Ces demandes sociétales associées à d’autres facteurs qui nous développerons plus loin semblent être à l’origine des nombreuses reformes éducatives qui fragilisent et remettent en cause l’identité professionnelle de l’enseignant(e).

Dans des recherches menées au Brésil, Pires (2000) identifie une « crise identitaire » des enseignant(e)s qu’il attribue à l’élaboration des nouvelles politiques d’éducation, que ne se traduisent pas par des mesures concrètes dans les processus de formation.

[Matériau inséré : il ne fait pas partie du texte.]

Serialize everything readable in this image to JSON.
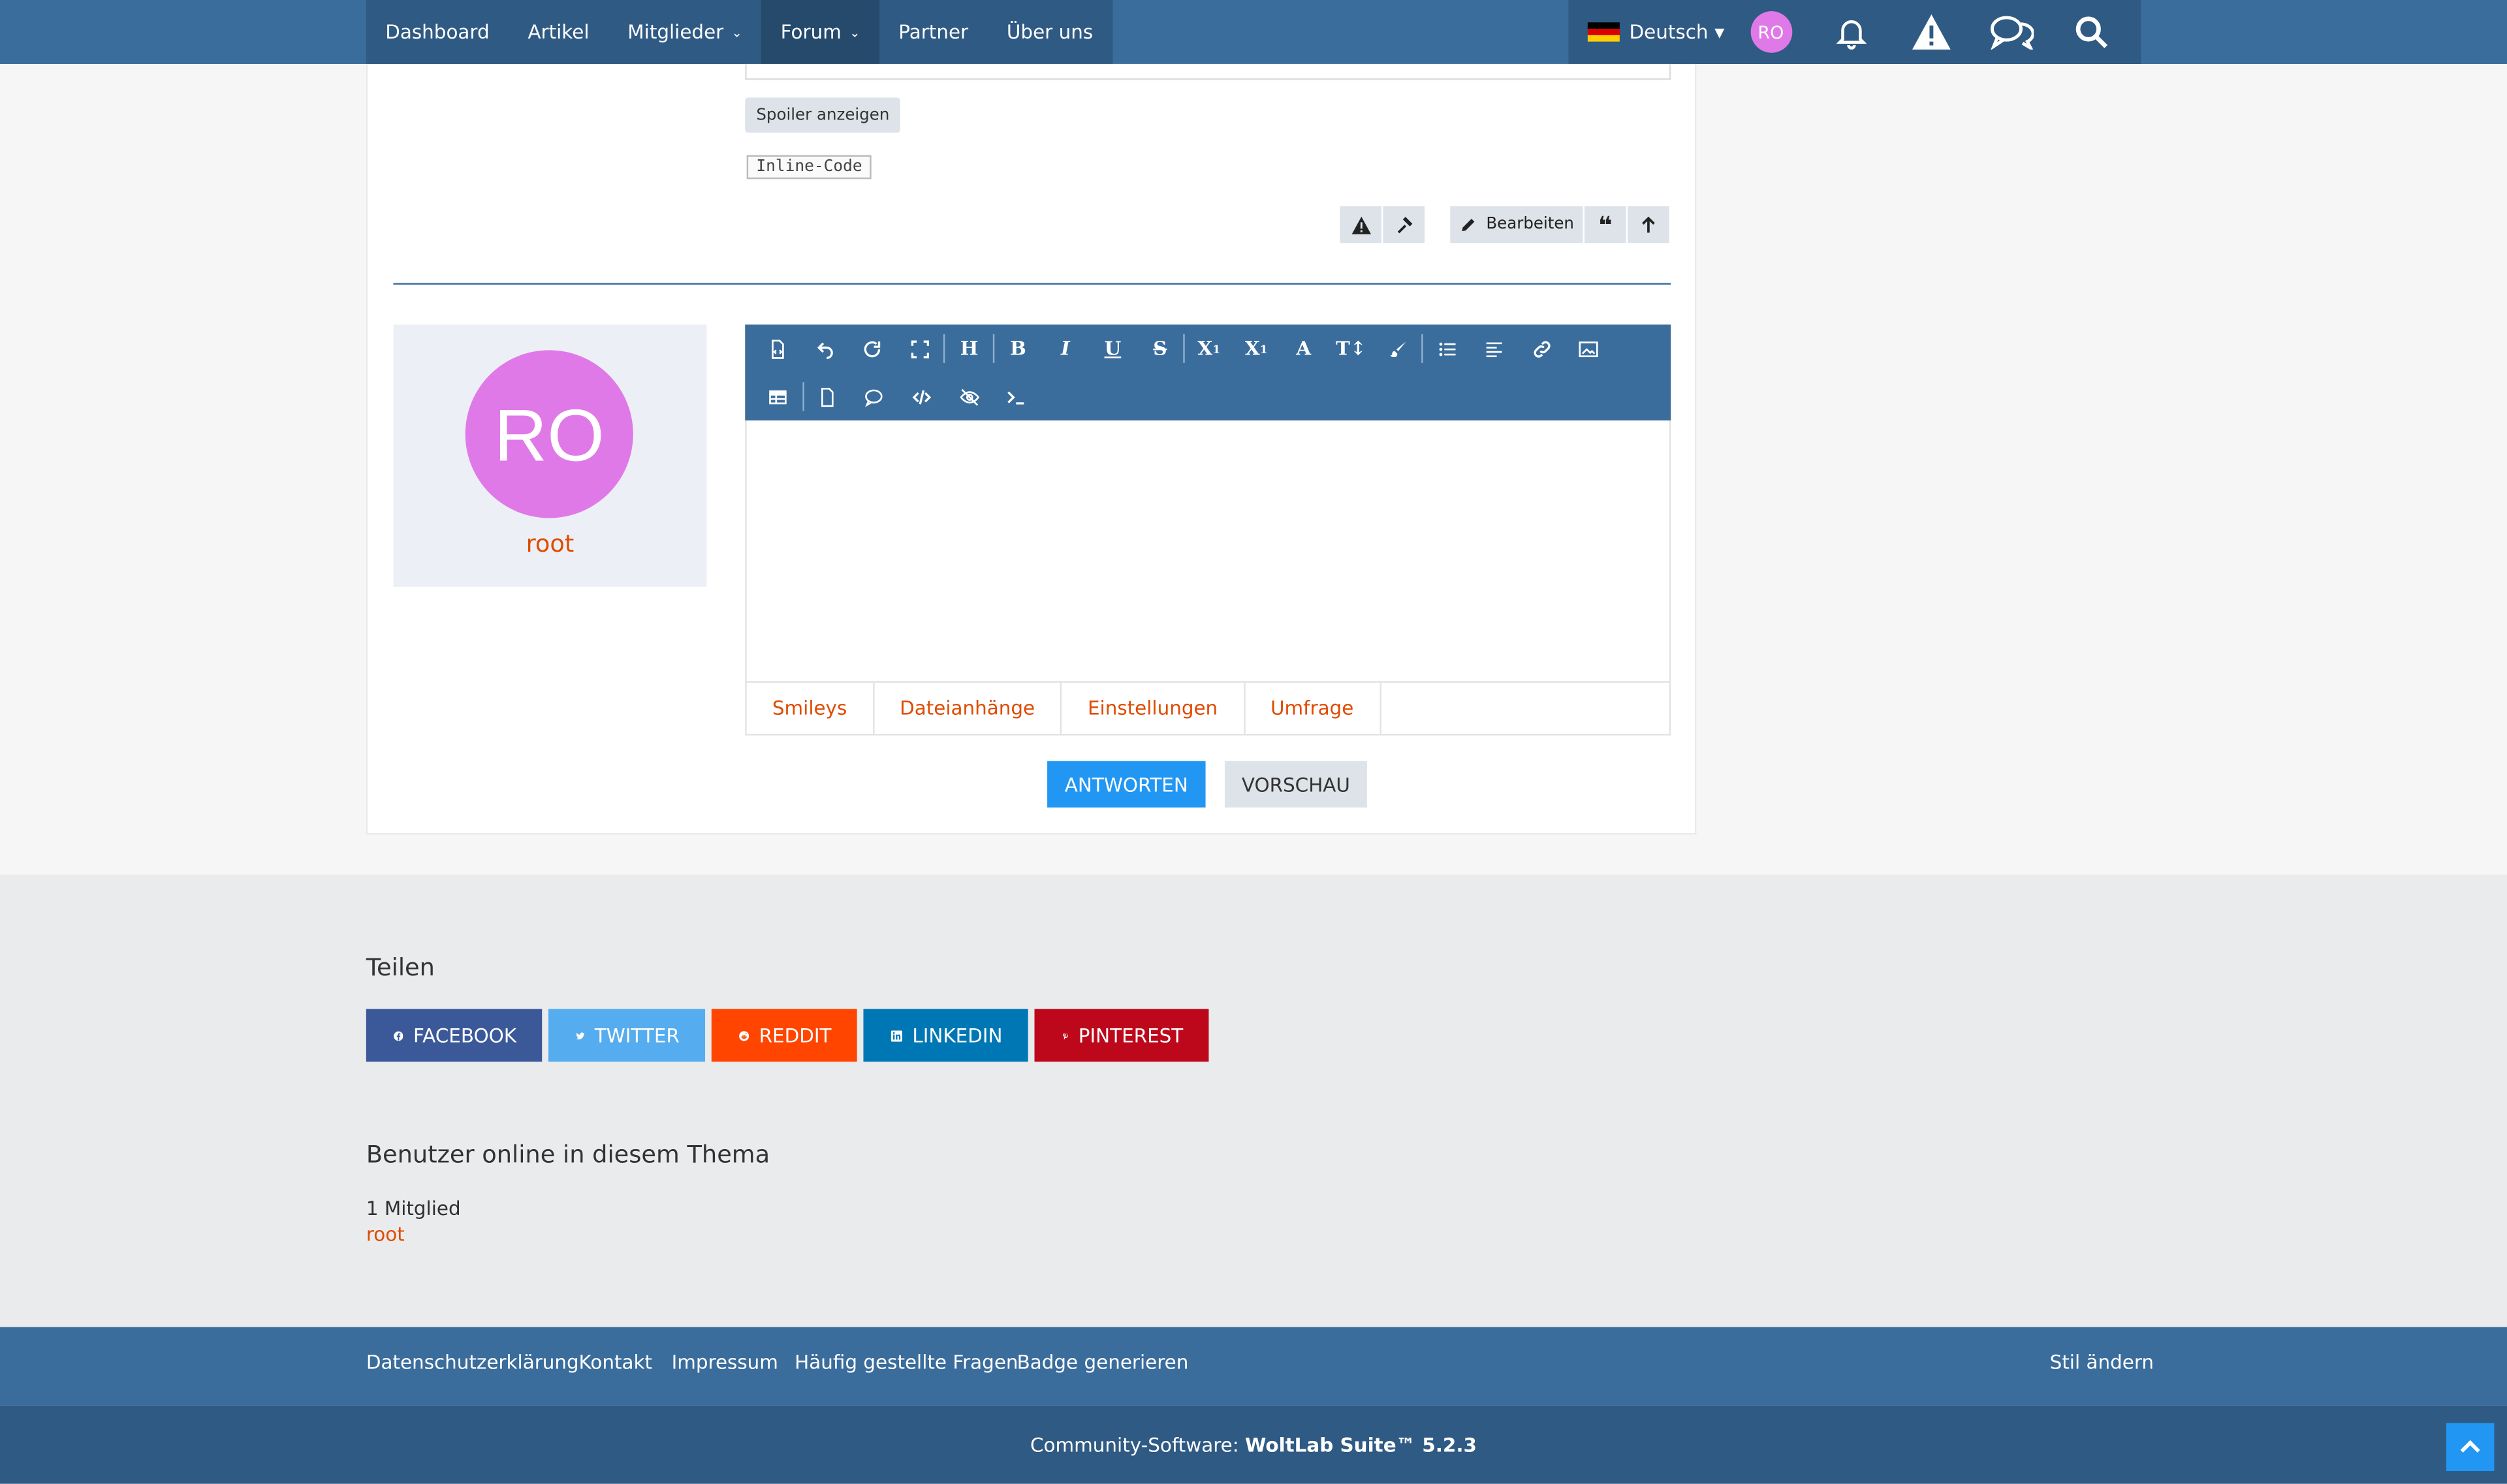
{
  "nav": {
    "items": [
      {
        "label": "Dashboard",
        "active": false,
        "dropdown": false
      },
      {
        "label": "Artikel",
        "active": false,
        "dropdown": false
      },
      {
        "label": "Mitglieder",
        "active": false,
        "dropdown": true
      },
      {
        "label": "Forum",
        "active": true,
        "dropdown": true
      },
      {
        "label": "Partner",
        "active": false,
        "dropdown": false
      },
      {
        "label": "Über uns",
        "active": false,
        "dropdown": false
      }
    ],
    "language": "Deutsch",
    "user_initials": "RO",
    "icons": [
      "bell-icon",
      "warning-icon",
      "conversations-icon",
      "search-icon"
    ]
  },
  "post": {
    "spoiler_button": "Spoiler anzeigen",
    "inline_code": "Inline-Code",
    "edit_button": "Bearbeiten"
  },
  "reply": {
    "avatar_initials": "RO",
    "username": "root",
    "toolbar_row1": [
      "source-code-icon",
      "undo-icon",
      "redo-icon",
      "fullscreen-icon",
      "|",
      "heading-icon",
      "|",
      "bold-icon",
      "italic-icon",
      "underline-icon",
      "strikethrough-icon",
      "|",
      "subscript-icon",
      "superscript-icon",
      "font-family-icon",
      "font-size-icon",
      "color-brush-icon",
      "|",
      "bullet-list-icon",
      "align-left-icon",
      "link-icon",
      "image-icon"
    ],
    "toolbar_row2": [
      "table-icon",
      "|",
      "page-icon",
      "quote-icon",
      "code-icon",
      "spoiler-icon",
      "inline-code-icon"
    ],
    "tabs": [
      "Smileys",
      "Dateianhänge",
      "Einstellungen",
      "Umfrage"
    ],
    "submit_button": "ANTWORTEN",
    "preview_button": "VORSCHAU"
  },
  "share": {
    "title": "Teilen",
    "buttons": [
      {
        "label": "FACEBOOK",
        "color": "#3b5998"
      },
      {
        "label": "TWITTER",
        "color": "#55acee"
      },
      {
        "label": "REDDIT",
        "color": "#ff4500"
      },
      {
        "label": "LINKEDIN",
        "color": "#0077b5"
      },
      {
        "label": "PINTEREST",
        "color": "#bd081c"
      }
    ]
  },
  "online": {
    "title": "Benutzer online in diesem Thema",
    "count": "1 Mitglied",
    "user": "root"
  },
  "footer": {
    "links": [
      "Datenschutzerklärung",
      "Kontakt",
      "Impressum",
      "Häufig gestellte Fragen",
      "Badge generieren"
    ],
    "style_link": "Stil ändern",
    "copyright_prefix": "Community-Software: ",
    "copyright_product": "WoltLab Suite™ 5.2.3"
  },
  "colors": {
    "header": "#3a6d9c",
    "accent_link": "#e04b00",
    "primary_button": "#2196f3",
    "avatar": "#e079e8"
  }
}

Nous attirons l’attention que, du côté brésilien, une expansion rapide du réseau des écoles primaires qui doivent recevoir un nombre croissant et varié d’élèves pour tenir compte de la scolarisation de tous les élèves en âge de scolarisation obligatoire, bouleverse les pratiques pédagogiques habituelles. Du coté de la France, nous observons que les transformations subies par l’école dans les dernières années confrontent les enseignant(e)s à une nouvelle professionnalité qui déstabilise les dimensions de leur “identité professorale”. (Acioly-Régnier et Monin, 2008). Ainsi, face à ces changements et à l’implantation des nouvelles politiques et reformes éducatives, la formation semble constituer un enjeu important dans l’évolution des pratiques enseignantes.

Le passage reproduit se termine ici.